NCPA - National Center for Policy Analysis

RACIAL QUOTAS VERSUS CIVIL LIBERTIES

December 6, 1995

Critics have long complained that quotas, protections and set-asides based on race, ethnicity and sex have replaced individual conscience and persuasion as avenues to social progress. By pursuing this course, they argue, we have become a country in which people have different rights under the law based on their race and sex.

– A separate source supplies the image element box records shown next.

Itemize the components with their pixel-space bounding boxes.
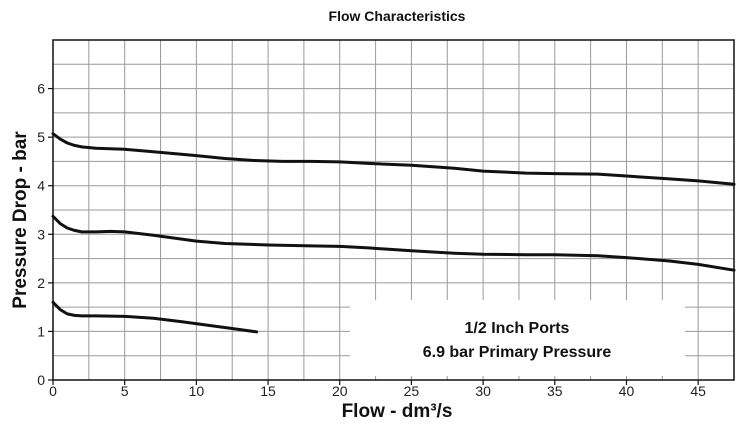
series-line-1 <box>51 132 736 186</box>
annotation-box <box>350 300 685 376</box>
x-tick-label: 25 <box>404 383 420 399</box>
annotation-line-2: 6.9 bar Primary Pressure <box>423 344 612 361</box>
x-tick-label: 35 <box>547 383 563 399</box>
y-axis-label: Pressure Drop - bar <box>10 131 31 309</box>
chart-title: Flow Characteristics <box>328 8 466 24</box>
series-line-2 <box>51 214 736 272</box>
y-tick-label: 6 <box>37 81 45 97</box>
x-tick-label: 40 <box>619 383 635 399</box>
y-tick-label: 1 <box>37 323 45 339</box>
y-tick-label: 5 <box>37 129 45 145</box>
series-group <box>51 132 736 334</box>
x-axis-label: Flow - dm³/s <box>342 401 453 422</box>
y-tick-label: 0 <box>37 372 45 388</box>
y-tick-label: 3 <box>37 226 45 242</box>
x-tick-label: 0 <box>49 383 57 399</box>
x-tick-label: 15 <box>260 383 276 399</box>
x-tick-label: 10 <box>189 383 205 399</box>
y-tick-label: 4 <box>37 178 45 194</box>
series-line-3 <box>51 300 259 334</box>
plot-area <box>52 39 735 381</box>
x-tick-label: 20 <box>332 383 348 399</box>
y-tick-label: 2 <box>37 275 45 291</box>
x-tick-label: 30 <box>475 383 491 399</box>
x-tick-label: 5 <box>121 383 129 399</box>
annotation-line-1: 1/2 Inch Ports <box>465 320 570 337</box>
x-tick-label: 45 <box>690 383 706 399</box>
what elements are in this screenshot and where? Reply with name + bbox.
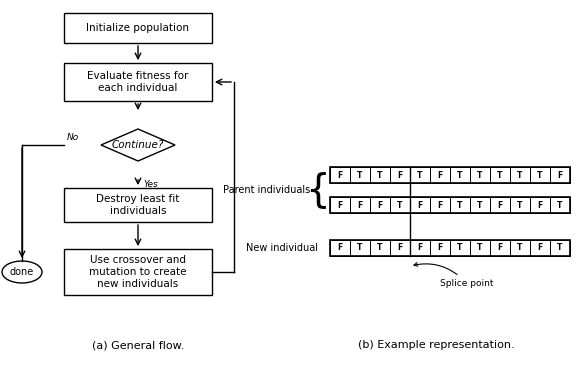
Text: F: F bbox=[497, 244, 503, 252]
Text: F: F bbox=[338, 201, 343, 209]
FancyBboxPatch shape bbox=[410, 197, 430, 213]
Text: T: T bbox=[357, 170, 363, 180]
Text: Use crossover and
mutation to create
new individuals: Use crossover and mutation to create new… bbox=[89, 255, 187, 289]
FancyBboxPatch shape bbox=[350, 167, 370, 183]
Text: F: F bbox=[417, 201, 423, 209]
Text: T: T bbox=[477, 170, 483, 180]
Text: T: T bbox=[417, 170, 423, 180]
FancyBboxPatch shape bbox=[64, 188, 212, 222]
Ellipse shape bbox=[2, 261, 42, 283]
Text: New individual: New individual bbox=[246, 243, 318, 253]
FancyBboxPatch shape bbox=[530, 167, 550, 183]
Text: T: T bbox=[497, 170, 503, 180]
Text: F: F bbox=[357, 201, 363, 209]
Text: T: T bbox=[557, 201, 563, 209]
Text: T: T bbox=[517, 244, 523, 252]
Text: T: T bbox=[538, 170, 543, 180]
Text: T: T bbox=[377, 244, 382, 252]
FancyBboxPatch shape bbox=[410, 167, 430, 183]
Text: F: F bbox=[377, 201, 382, 209]
Text: F: F bbox=[338, 170, 343, 180]
FancyBboxPatch shape bbox=[330, 240, 350, 256]
Text: {: { bbox=[305, 171, 331, 209]
FancyBboxPatch shape bbox=[390, 167, 410, 183]
FancyBboxPatch shape bbox=[430, 167, 450, 183]
Text: T: T bbox=[457, 244, 463, 252]
FancyBboxPatch shape bbox=[530, 197, 550, 213]
Text: F: F bbox=[497, 201, 503, 209]
Text: Parent individuals: Parent individuals bbox=[223, 185, 310, 195]
Text: F: F bbox=[398, 244, 403, 252]
FancyBboxPatch shape bbox=[370, 197, 390, 213]
Text: F: F bbox=[437, 201, 442, 209]
Text: F: F bbox=[538, 244, 543, 252]
FancyBboxPatch shape bbox=[510, 197, 530, 213]
Text: F: F bbox=[437, 170, 442, 180]
Text: (b) Example representation.: (b) Example representation. bbox=[358, 340, 514, 350]
Text: T: T bbox=[397, 201, 403, 209]
Text: done: done bbox=[10, 267, 34, 277]
FancyBboxPatch shape bbox=[350, 197, 370, 213]
Text: (a) General flow.: (a) General flow. bbox=[92, 340, 184, 350]
Text: T: T bbox=[517, 201, 523, 209]
Text: F: F bbox=[338, 244, 343, 252]
Text: No: No bbox=[67, 133, 79, 142]
FancyBboxPatch shape bbox=[490, 167, 510, 183]
FancyBboxPatch shape bbox=[390, 240, 410, 256]
Text: Evaluate fitness for
each individual: Evaluate fitness for each individual bbox=[87, 71, 189, 93]
FancyBboxPatch shape bbox=[64, 63, 212, 101]
FancyBboxPatch shape bbox=[450, 197, 470, 213]
FancyBboxPatch shape bbox=[490, 240, 510, 256]
Text: F: F bbox=[557, 170, 563, 180]
Text: Splice point: Splice point bbox=[414, 263, 493, 288]
Text: Continue?: Continue? bbox=[112, 140, 164, 150]
Text: T: T bbox=[477, 244, 483, 252]
Polygon shape bbox=[101, 129, 175, 161]
FancyBboxPatch shape bbox=[370, 167, 390, 183]
FancyBboxPatch shape bbox=[64, 249, 212, 295]
Text: T: T bbox=[377, 170, 382, 180]
FancyBboxPatch shape bbox=[450, 167, 470, 183]
Text: Initialize population: Initialize population bbox=[86, 23, 189, 33]
Text: F: F bbox=[437, 244, 442, 252]
FancyBboxPatch shape bbox=[470, 167, 490, 183]
FancyBboxPatch shape bbox=[530, 240, 550, 256]
Text: F: F bbox=[398, 170, 403, 180]
FancyBboxPatch shape bbox=[550, 197, 570, 213]
FancyBboxPatch shape bbox=[450, 240, 470, 256]
Text: F: F bbox=[538, 201, 543, 209]
FancyBboxPatch shape bbox=[430, 240, 450, 256]
FancyBboxPatch shape bbox=[330, 167, 350, 183]
FancyBboxPatch shape bbox=[550, 167, 570, 183]
FancyBboxPatch shape bbox=[510, 167, 530, 183]
FancyBboxPatch shape bbox=[64, 13, 212, 43]
FancyBboxPatch shape bbox=[370, 240, 390, 256]
FancyBboxPatch shape bbox=[350, 240, 370, 256]
FancyBboxPatch shape bbox=[510, 240, 530, 256]
Text: T: T bbox=[457, 201, 463, 209]
FancyBboxPatch shape bbox=[330, 197, 350, 213]
FancyBboxPatch shape bbox=[490, 197, 510, 213]
FancyBboxPatch shape bbox=[410, 240, 430, 256]
Text: T: T bbox=[517, 170, 523, 180]
FancyBboxPatch shape bbox=[430, 197, 450, 213]
Text: F: F bbox=[417, 244, 423, 252]
FancyBboxPatch shape bbox=[390, 197, 410, 213]
Text: T: T bbox=[477, 201, 483, 209]
Text: T: T bbox=[557, 244, 563, 252]
FancyBboxPatch shape bbox=[550, 240, 570, 256]
FancyBboxPatch shape bbox=[470, 240, 490, 256]
Text: Yes: Yes bbox=[143, 180, 158, 189]
Text: Destroy least fit
individuals: Destroy least fit individuals bbox=[96, 194, 180, 216]
Text: T: T bbox=[357, 244, 363, 252]
Text: T: T bbox=[457, 170, 463, 180]
FancyBboxPatch shape bbox=[470, 197, 490, 213]
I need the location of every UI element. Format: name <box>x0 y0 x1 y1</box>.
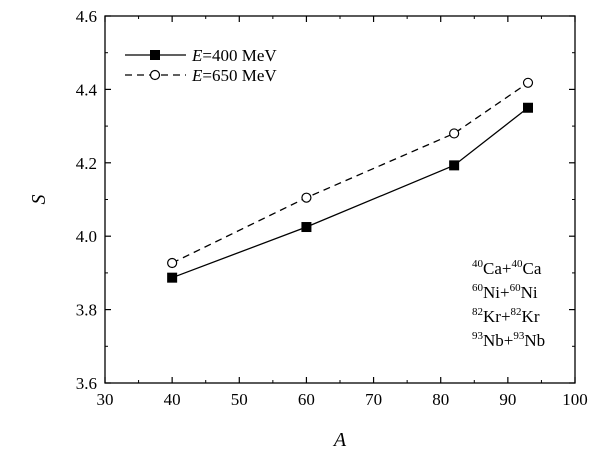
mass-number: 60 <box>472 282 484 294</box>
data-point <box>167 272 178 283</box>
element-symbol: Kr <box>522 307 540 326</box>
element-symbol: Nb <box>483 331 504 350</box>
y-tick-label: 3.8 <box>76 301 97 320</box>
mass-number: 93 <box>472 330 484 342</box>
element-symbol: Ni <box>483 283 500 302</box>
data-point <box>523 102 533 113</box>
mass-number: 40 <box>511 258 523 270</box>
element-symbol: Ni <box>521 283 538 302</box>
x-tick-label: 60 <box>298 390 315 409</box>
legend-marker <box>149 69 161 81</box>
reaction-label: 40Ca+40Ca <box>472 258 542 278</box>
legend-label-var: E <box>191 66 203 85</box>
x-tick-label: 80 <box>432 390 449 409</box>
series-line <box>171 82 529 264</box>
element-symbol: Ca <box>483 259 502 278</box>
legend-label: E=400 MeV <box>191 46 277 65</box>
data-point <box>301 192 312 203</box>
element-symbol: Nb <box>524 331 545 350</box>
legend-label: E=650 MeV <box>191 66 277 85</box>
series-1 <box>167 102 533 283</box>
y-axis-title: S <box>28 195 50 205</box>
y-tick-label: 4.6 <box>76 7 97 26</box>
plus-sign: + <box>501 307 511 326</box>
y-tick-label: 4.2 <box>76 154 97 173</box>
axes-layer: 30 40 50 60 70 80 90 100 3.6 3.8 4.0 4.2 4.4 4.6 A S <box>28 7 588 451</box>
y-tick-label: 3.6 <box>76 374 97 393</box>
element-symbol: Kr <box>483 307 501 326</box>
y-tick-label: 4.0 <box>76 227 97 246</box>
mass-number: 93 <box>513 330 525 342</box>
x-tick-label: 90 <box>499 390 516 409</box>
series-2 <box>167 77 534 269</box>
plus-sign: + <box>500 283 510 302</box>
mass-number: 40 <box>472 258 484 270</box>
mass-number: 82 <box>511 306 522 318</box>
legend-label-rest: =400 MeV <box>202 46 277 65</box>
series-line <box>171 107 529 279</box>
reaction-label: 60Ni+60Ni <box>472 282 538 302</box>
y-tick-label: 4.4 <box>76 80 98 99</box>
x-tick-label: 40 <box>164 390 181 409</box>
mass-number: 60 <box>510 282 522 294</box>
plus-sign: + <box>502 259 512 278</box>
reaction-label: 93Nb+93Nb <box>472 330 545 350</box>
mass-number: 82 <box>472 306 483 318</box>
legend-label-rest: =650 MeV <box>202 66 277 85</box>
element-symbol: Ca <box>522 259 541 278</box>
legend-label-var: E <box>191 46 203 65</box>
legend-entry: E=650 MeV <box>125 66 277 85</box>
series-layer <box>167 77 534 283</box>
x-axis-title: A <box>332 429 347 451</box>
data-point <box>167 257 178 269</box>
plot-frame <box>104 15 576 384</box>
legend-marker <box>150 50 160 60</box>
x-tick-label: 30 <box>97 390 114 409</box>
data-point <box>449 160 460 171</box>
reaction-label: 82Kr+82Kr <box>472 306 540 326</box>
legend-entry: E=400 MeV <box>125 46 277 65</box>
x-tick-label: 50 <box>231 390 248 409</box>
plus-sign: + <box>504 331 514 350</box>
data-point <box>301 222 312 233</box>
x-tick-label: 70 <box>365 390 382 409</box>
data-point <box>449 128 460 139</box>
data-point <box>522 77 534 88</box>
x-tick-label: 100 <box>562 390 588 409</box>
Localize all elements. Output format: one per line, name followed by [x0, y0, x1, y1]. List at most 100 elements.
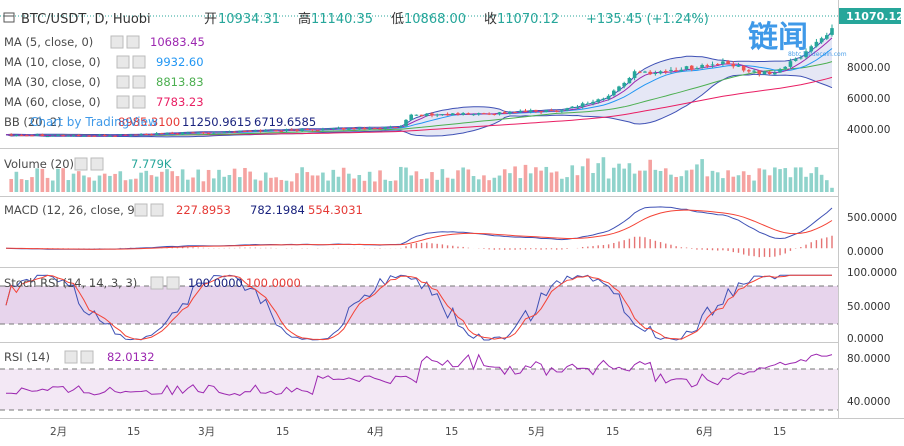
volume-bar	[528, 173, 533, 192]
eye-icon[interactable]	[116, 55, 130, 69]
volume-bar	[61, 168, 65, 192]
volume-bar	[414, 171, 419, 192]
candle	[424, 113, 429, 116]
ma30-legend[interactable]: MA (30, close, 0) 8813.83	[4, 75, 204, 89]
candle	[331, 128, 336, 130]
candle	[336, 127, 341, 129]
gear-icon[interactable]	[90, 157, 104, 171]
eye-icon[interactable]	[150, 276, 164, 290]
candle	[211, 132, 216, 134]
volume-bar	[560, 178, 564, 192]
volume-bar	[695, 164, 699, 192]
volume-bar	[752, 180, 756, 192]
volume-legend[interactable]: Volume (20) 7.779K	[4, 157, 172, 171]
volume-bar	[315, 175, 320, 192]
stoch-k-value: 100.0000	[188, 276, 243, 290]
volume-bar	[227, 175, 232, 192]
bb-fill	[6, 31, 832, 137]
candle	[705, 65, 710, 67]
volume-bar	[76, 171, 81, 192]
candle	[497, 112, 502, 115]
candle	[560, 110, 564, 112]
candle	[82, 135, 86, 137]
eye-icon[interactable]	[110, 35, 124, 49]
volume-bar	[430, 172, 434, 192]
volume-bar	[612, 167, 616, 192]
candle	[154, 133, 159, 135]
candle	[788, 61, 793, 67]
rsi-legend[interactable]: RSI (14) 82.0132	[4, 350, 155, 364]
volume-bar	[404, 167, 408, 192]
ma60-legend[interactable]: MA (60, close, 0) 7783.23	[4, 95, 204, 109]
ma5-legend[interactable]: MA (5, close, 0) 10683.45	[4, 35, 205, 49]
candle	[643, 71, 647, 73]
candle	[741, 65, 746, 71]
rsi-label: RSI (14)	[4, 350, 50, 364]
volume-bar	[50, 180, 55, 192]
volume-bar	[715, 172, 720, 192]
candle	[284, 129, 289, 132]
collapse-icon[interactable]	[3, 12, 15, 23]
stoch-d-value: 100.0000	[246, 276, 301, 290]
ma10-legend[interactable]: MA (10, close, 0) 9932.60	[4, 55, 204, 69]
candle	[258, 130, 263, 132]
gear-icon[interactable]	[150, 203, 164, 217]
candle	[305, 129, 310, 131]
eye-icon[interactable]	[116, 95, 130, 109]
gear-icon[interactable]	[132, 75, 146, 89]
candle	[508, 112, 512, 114]
volume-bar	[341, 167, 346, 192]
eye-icon[interactable]	[74, 157, 88, 171]
volume-bar	[9, 178, 13, 192]
volume-bar	[237, 177, 242, 192]
volume-bar	[643, 170, 647, 192]
volume-bar	[741, 171, 746, 192]
candle	[825, 35, 829, 39]
volume-bar	[705, 176, 710, 192]
volume-bar	[596, 163, 601, 192]
stoch-legend[interactable]: Stoch RSI (14, 14, 3, 3) 100.0000 100.00…	[4, 276, 301, 290]
eye-icon[interactable]	[134, 203, 148, 217]
macd-label: MACD (12, 26, close, 9)	[4, 203, 139, 217]
candle	[393, 127, 398, 129]
macd-legend[interactable]: MACD (12, 26, close, 9) 227.8953 782.198…	[4, 203, 363, 217]
volume-bar	[471, 176, 476, 192]
gear-icon[interactable]	[80, 350, 94, 364]
candle	[513, 112, 517, 114]
volume-bar	[575, 175, 580, 192]
candle	[409, 114, 414, 120]
candle	[274, 130, 278, 132]
gear-icon[interactable]	[166, 276, 180, 290]
candle	[799, 57, 803, 59]
time-tick: 3月	[198, 426, 215, 438]
candle	[778, 69, 782, 73]
symbol-title[interactable]: BTC/USDT, D, Huobi	[21, 12, 151, 27]
volume-bar	[778, 169, 782, 192]
volume-bar	[783, 168, 788, 192]
eye-icon[interactable]	[116, 75, 130, 89]
gear-icon[interactable]	[132, 55, 146, 69]
candle	[653, 73, 658, 75]
time-tick: 4月	[367, 426, 384, 438]
candle	[217, 132, 221, 134]
gear-icon[interactable]	[126, 35, 140, 49]
eye-icon[interactable]	[64, 350, 78, 364]
volume-bar	[326, 180, 330, 192]
volume-bar	[513, 166, 517, 192]
volume-bar	[669, 174, 673, 192]
high-value: 11140.35	[311, 12, 373, 27]
ma5-line	[5, 37, 833, 137]
volume-bar	[45, 177, 50, 192]
candle	[40, 134, 45, 137]
volume-bar	[66, 180, 71, 192]
brand-site: 8btc.kaidecoin.com	[788, 51, 847, 58]
gear-icon[interactable]	[132, 95, 146, 109]
candle	[149, 134, 154, 136]
candle	[180, 132, 185, 135]
rsi-line	[6, 353, 833, 396]
bb-legend[interactable]: BB (20, 2) 8985.3100 11250.9615 6719.658…	[4, 115, 316, 129]
candle	[684, 66, 689, 70]
candle	[300, 128, 304, 131]
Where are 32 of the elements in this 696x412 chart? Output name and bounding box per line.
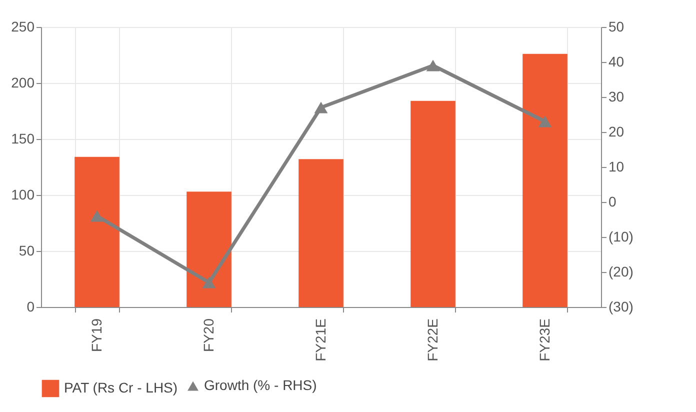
- bar: [410, 100, 456, 307]
- y-tick-label: 100: [11, 186, 35, 202]
- x-tick-label: FY22E: [424, 318, 440, 362]
- point: [426, 60, 440, 72]
- y-tick-label: 50: [18, 242, 35, 258]
- legend-label: PAT (Rs Cr - LHS): [64, 380, 178, 396]
- bar: [522, 54, 568, 307]
- y2-tick-label: 30: [608, 88, 624, 104]
- y2-tick-label: 10: [608, 158, 624, 174]
- y-tick-label: 250: [11, 18, 35, 34]
- y2-tick-label: (20): [608, 264, 634, 280]
- point: [538, 116, 552, 128]
- point: [202, 276, 216, 288]
- y2-tick-label: (10): [608, 228, 634, 244]
- x-tick-label: FY23E: [536, 318, 552, 362]
- bar: [186, 192, 232, 307]
- y2-tick-label: 40: [608, 54, 624, 70]
- y-tick-label: 150: [11, 130, 35, 146]
- point: [90, 210, 104, 222]
- x-tick-label: FY20: [200, 318, 216, 352]
- legend-label: Growth (% - RHS): [204, 377, 317, 393]
- x-tick-label: FY19: [88, 318, 104, 352]
- y-tick-label: 0: [26, 298, 35, 314]
- bar: [74, 156, 120, 307]
- y-tick-label: 200: [11, 74, 35, 90]
- y2-tick-label: 50: [608, 18, 624, 34]
- y2-tick-label: (30): [608, 298, 634, 314]
- bar: [298, 159, 344, 307]
- y2-tick-label: 0: [608, 194, 616, 210]
- x-tick-label: FY21E: [312, 318, 328, 362]
- point: [314, 102, 328, 114]
- y2-tick-label: 20: [608, 124, 624, 140]
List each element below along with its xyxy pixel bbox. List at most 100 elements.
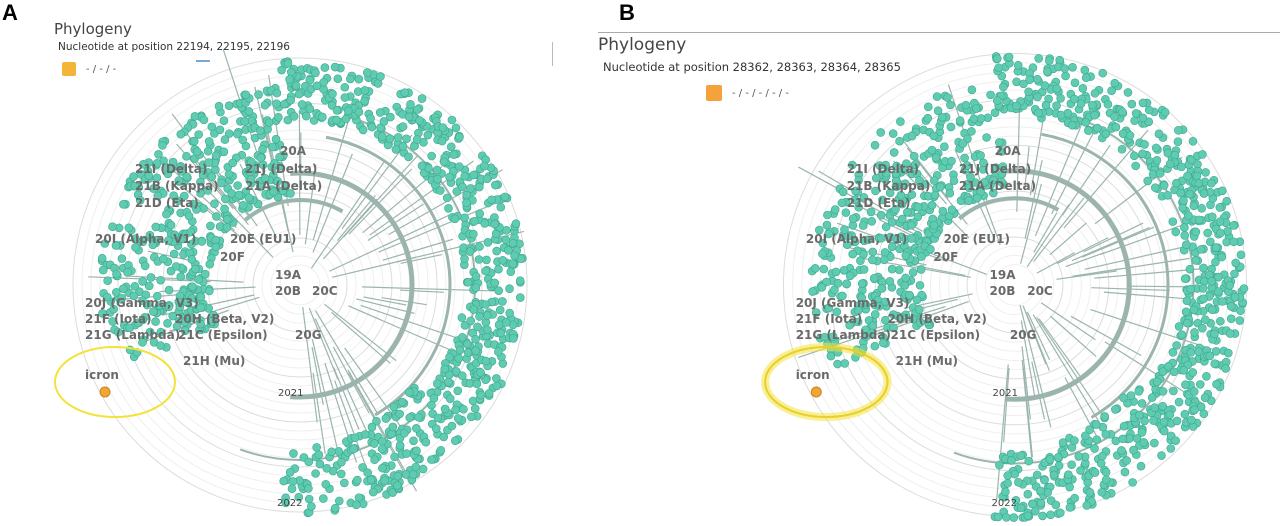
tip-node bbox=[400, 88, 410, 97]
clade-label: 21F (Iota) bbox=[796, 312, 863, 326]
branch bbox=[312, 111, 352, 241]
tip-node bbox=[380, 476, 390, 486]
tip-node bbox=[460, 254, 469, 264]
tip-node bbox=[1098, 68, 1108, 78]
clade-label: 20H (Beta, V2) bbox=[175, 312, 274, 326]
tip-node bbox=[196, 292, 206, 302]
tip-node bbox=[146, 273, 156, 282]
tip-node bbox=[214, 101, 224, 111]
tip-node bbox=[1117, 144, 1127, 154]
year-label: 2021 bbox=[993, 388, 1018, 399]
tip-node bbox=[177, 167, 186, 176]
tip-node bbox=[1078, 83, 1088, 93]
tip-node bbox=[404, 388, 414, 397]
tip-node bbox=[1190, 405, 1199, 415]
tip-node bbox=[286, 189, 295, 198]
tip-node bbox=[1230, 269, 1239, 279]
tip-node bbox=[1189, 387, 1199, 396]
tip-node bbox=[492, 381, 502, 391]
tip-node bbox=[206, 221, 215, 231]
tip-node bbox=[385, 134, 395, 143]
tip-node bbox=[916, 265, 926, 274]
tip-node bbox=[197, 237, 207, 246]
color-by-subtitle: Nucleotide at position 28362, 28363, 283… bbox=[603, 60, 901, 74]
tip-node bbox=[353, 475, 362, 485]
tip-node bbox=[1229, 237, 1238, 247]
tip-node bbox=[1118, 107, 1127, 117]
tip-node bbox=[153, 291, 162, 301]
tip-node bbox=[145, 230, 155, 240]
clade-label: 20C bbox=[312, 284, 338, 298]
tip-node bbox=[1014, 478, 1023, 487]
tip-node bbox=[1183, 171, 1192, 181]
tip-node bbox=[1150, 403, 1159, 412]
tip-node bbox=[393, 471, 403, 481]
tip-node bbox=[1207, 276, 1216, 286]
tip-node bbox=[437, 136, 447, 146]
tip-node bbox=[334, 496, 344, 506]
tip-node bbox=[1023, 511, 1033, 521]
tip-node bbox=[1080, 65, 1090, 75]
branch bbox=[314, 318, 373, 444]
tip-node bbox=[402, 449, 411, 458]
tip-node bbox=[876, 210, 886, 220]
branch bbox=[311, 339, 338, 448]
tip-node bbox=[349, 444, 358, 454]
tip-node bbox=[238, 135, 247, 145]
tip-node bbox=[1127, 99, 1137, 109]
tip-node bbox=[304, 484, 313, 493]
tip-node bbox=[182, 152, 191, 161]
tip-node bbox=[224, 101, 234, 110]
branch bbox=[336, 194, 376, 242]
tip-node bbox=[1185, 189, 1195, 199]
tip-node bbox=[377, 132, 387, 141]
tip-node bbox=[1065, 503, 1075, 512]
tip-node bbox=[494, 264, 503, 274]
branch bbox=[367, 203, 424, 242]
tip-node bbox=[360, 430, 370, 439]
tip-node bbox=[203, 146, 213, 156]
tip-node bbox=[923, 102, 933, 112]
tip-node bbox=[511, 219, 521, 228]
tip-node bbox=[162, 209, 171, 219]
tip-node bbox=[1128, 478, 1137, 487]
tip-node bbox=[1198, 323, 1207, 333]
tip-node bbox=[1226, 302, 1236, 311]
tip-node bbox=[435, 186, 445, 195]
tip-node bbox=[170, 230, 180, 240]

Among their criticisms:
  • The federal government has 160 race and sex preference programs.
  • Government contractors and spending programs are awash in set-asides and quotas.
  • Corporations -- which once promoted on merit -- now reserve fast career tracks for "protected minorities."
  • Managers risk pay cuts and low "diversity report card" ratings for failing to promote by quota.
  • Museums have been attacked for having too few exhibits by women and minority artists.
Quotas are the work of Equal Employment Opportunity Commission interpretative regulations -- themselves illegal under the Civil Rights Act -- as well as federal judiciary decisions. Polls show the American people are fed up with quotas.
  • They reject employment quotas by 63 percent to 35 percent; college admission quotas by 57 percent to 39 percent.
  • Favoring a less qualified "protected minority" over a white applicant is rejected by 84 percent.
  • Even blacks disapprove of this policy by 68 percent to 22 percent.